No one dare mention it, but there is really no difference whatsoever between Mommy Professor’s image of a Native American and his image of any other wild animal.

Audrey, who got rich as a Hollywood writer, populated his anthropology with fascinating animals, each of which had a personality and motivations no academic could have imagined. He was a trained anthropologist, but he had spent his time in the field.

Like the failed Soviet propaganda picture, what Audrey brought out had absolutely nothing to do with what it was intended for. The Soviets wanted to show American worker discontent. But in doing that they also showed the living standard of American workers.

In exactly the same way, the point Audrey was aiming at was absolutely forgotten as he took us through the world view of a real, honest-to-God anthropologist.

“Modern anthropology,” as only National Review still calls it, was the social anthropology of Franz Boas and company.

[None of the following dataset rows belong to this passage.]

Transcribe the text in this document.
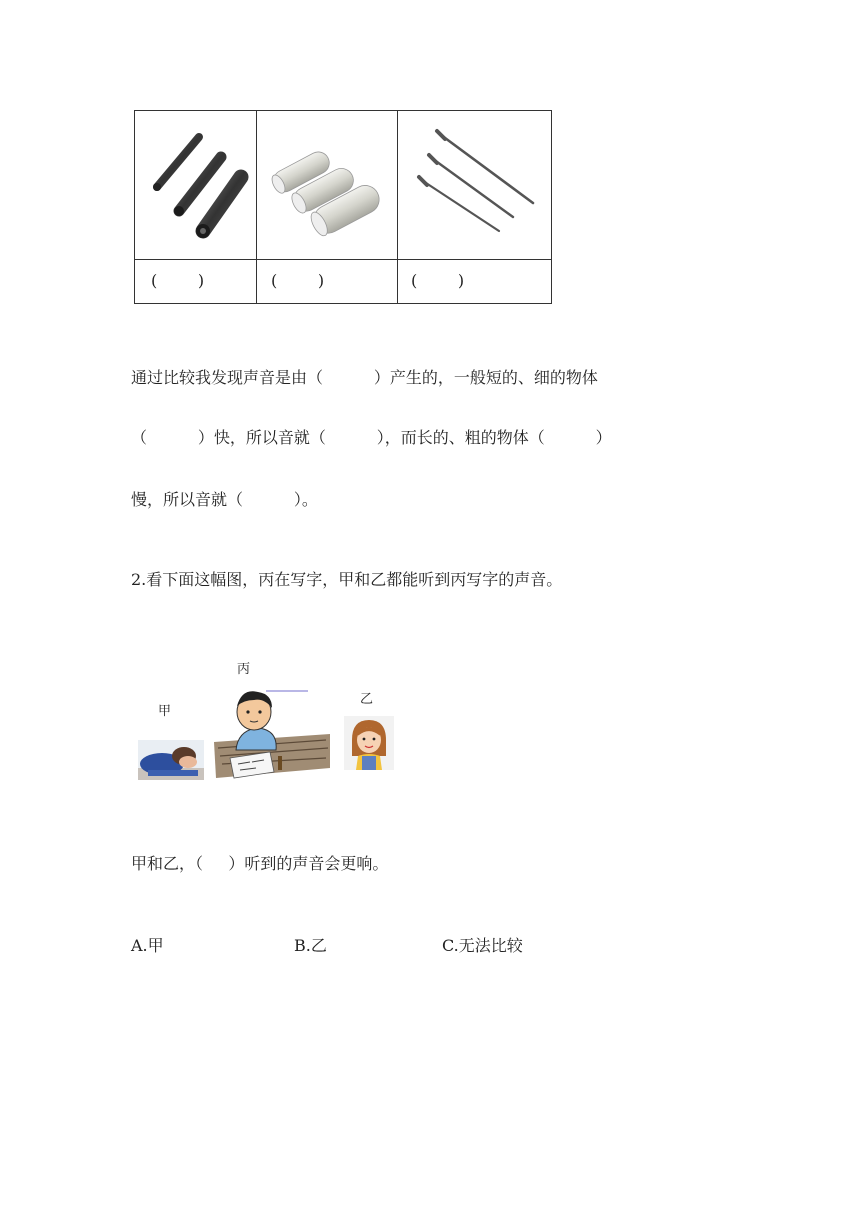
(        )	(        )	(        )
通过比较我发现声音是由（          ）产生的，一般短的、细的物体
（          ）快，所以音就（          ），而长的、粗的物体（          ）
慢，所以音就（          ）。
2.看下面这幅图，丙在写字，甲和乙都能听到丙写字的声音。
丙
甲
乙
甲和乙，（     ）听到的声音会更响。
A.甲	B.乙	C.无法比较
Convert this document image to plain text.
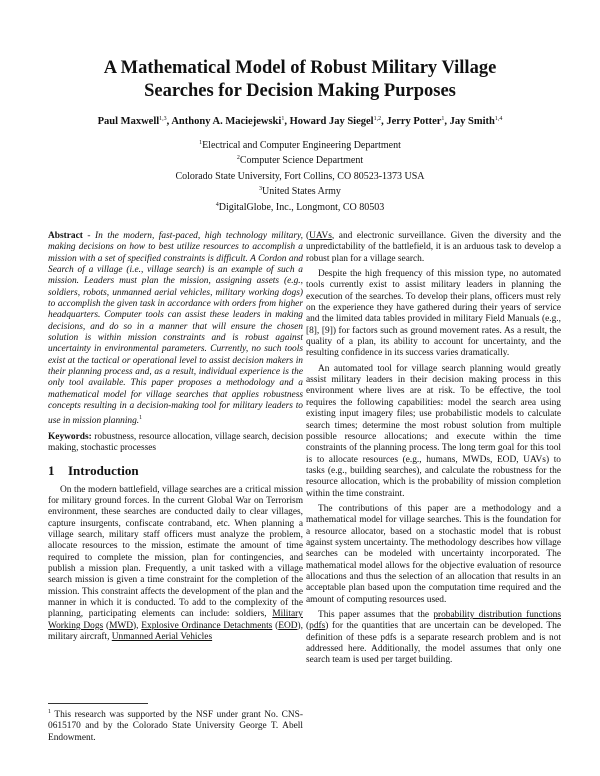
A Mathematical Model of Robust Military Village
Searches for Decision Making Purposes
Paul Maxwell$^{1,3}$, Anthony A. Maciejewski$^1$, Howard Jay Siegel$^{1,2}$, Jerry Potter$^1$, Jay Smith$^{1,4}$
$^1$Electrical and Computer Engineering Department
$^2$Computer Science Department
Colorado State University, Fort Collins, CO 80523-1373 USA
$^3$United States Army
$^4$DigitalGlobe, Inc., Longmont, CO 80503

Abstract - In the modern, fast-paced, high technology military, making decisions on how to best utilize resources to accomplish a mission with a set of specified constraints is difficult. A Cordon and Search of a village (i.e., village search) is an example of such a mission. Leaders must plan the mission, assigning assets (e.g., soldiers, robots, unmanned aerial vehicles, military working dogs) to accomplish the given task in accordance with orders from higher headquarters. Computer tools can assist these leaders in making decisions, and do so in a manner that will ensure the chosen solution is within mission constraints and is robust against uncertainty in environmental parameters. Currently, no such tools exist at the tactical or operational level to assist decision makers in their planning process and, as a result, individual experience is the only tool available. This paper proposes a methodology and a mathematical model for village searches that applies robustness concepts resulting in a decision-making tool for military leaders to use in mission planning.$^1$

Keywords: robustness, resource allocation, village search, decision making, stochastic processes

1 Introduction

On the modern battlefield, village searches are a critical mission for military ground forces. In the current Global War on Terrorism environment, these searches are conducted daily to clear villages, capture insurgents, confiscate contraband, etc. When planning a village search, military staff officers must analyze the problem, allocate resources to the mission, estimate the amount of time required to complete the mission, plan for contingencies, and publish a mission plan. Frequently, a unit tasked with a village search mission is given a time constraint for the completion of the mission. This constraint affects the development of the plan and the manner in which it is conducted. To add to the complexity of the planning, participating elements can include: soldiers, Military Working Dogs (MWD), Explosive Ordinance Detachments (EOD), military aircraft, Unmanned Aerial Vehicles

(UAVs, and electronic surveillance. Given the diversity and the unpredictability of the battlefield, it is an arduous task to develop a robust plan for a village search.

Despite the high frequency of this mission type, no automated tools currently exist to assist military leaders in planning the execution of the searches. To develop their plans, officers must rely on the experience they have gathered during their years of service and the limited data tables provided in military Field Manuals (e.g., [8], [9]) for factors such as ground movement rates. As a result, the quality of a plan, its ability to account for uncertainty, and the resulting confidence in its success varies dramatically.

An automated tool for village search planning would greatly assist military leaders in their decision making process in this environment where lives are at risk. To be effective, the tool requires the following capabilities: model the search area using existing input imagery files; use probabilistic models to calculate search times; determine the most robust solution from multiple possible resource allocations; and execute within the time constraints of the planning process. The long term goal for this tool is to allocate resources (e.g., humans, MWDs, EOD, UAVs) to tasks (e.g., building searches), and calculate the robustness for the resource allocation, which is the probability of mission completion within the time constraint.

The contributions of this paper are a methodology and a mathematical model for village searches. This is the foundation for a resource allocator, based on a stochastic model that is robust against system uncertainty. The methodology describes how village searches can be modeled with uncertainty incorporated. The mathematical model allows for the objective evaluation of resource allocations and thus the selection of an allocation that results in an acceptable plan based upon the computation time required and the amount of computing resources used.

This paper assumes that the probability distribution functions (pdfs) for the quantities that are uncertain can be developed. The definition of these pdfs is a separate research problem and is not addressed here. Additionally, the model assumes that only one search team is used per target building.

$^1$ This research was supported by the NSF under grant No. CNS-0615170 and by the Colorado State University George T. Abell Endowment.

Social anthropology is not very interesting, but we all know it. Social anthropology says that animals and Indians are, though it is not stated that way, mindless innocents.

In Modern Anthropology, White supremacy is debunked by a declaration that all men are exactly alike. No race is unique.

At the same time a main theme of Modern Anthropology is that White people are UNIQUELY evil.

Everybody has been coached in these conclusions so often that they can repeat them in their sleep.

The result is that, since we all now the punch lines, Modern Anthropology is very boring. The history of life Audrey discussed was totally fascinating to those who had been bored sick by tome after tome of Official Anthropology.

That picture of an American labor riot was supposed to show Russians how angry American workers were. But what the Russians saw was that under Communism they were in rags that no American worker would be seen dead in.

Audrey wanted to put forward a new theory on the origin of man, but what his readers saw was the lost world of real anthropology, how fascinating the world of real evolution can be before the Marxists make it straight doctrine and, just incidentally, boring as hell.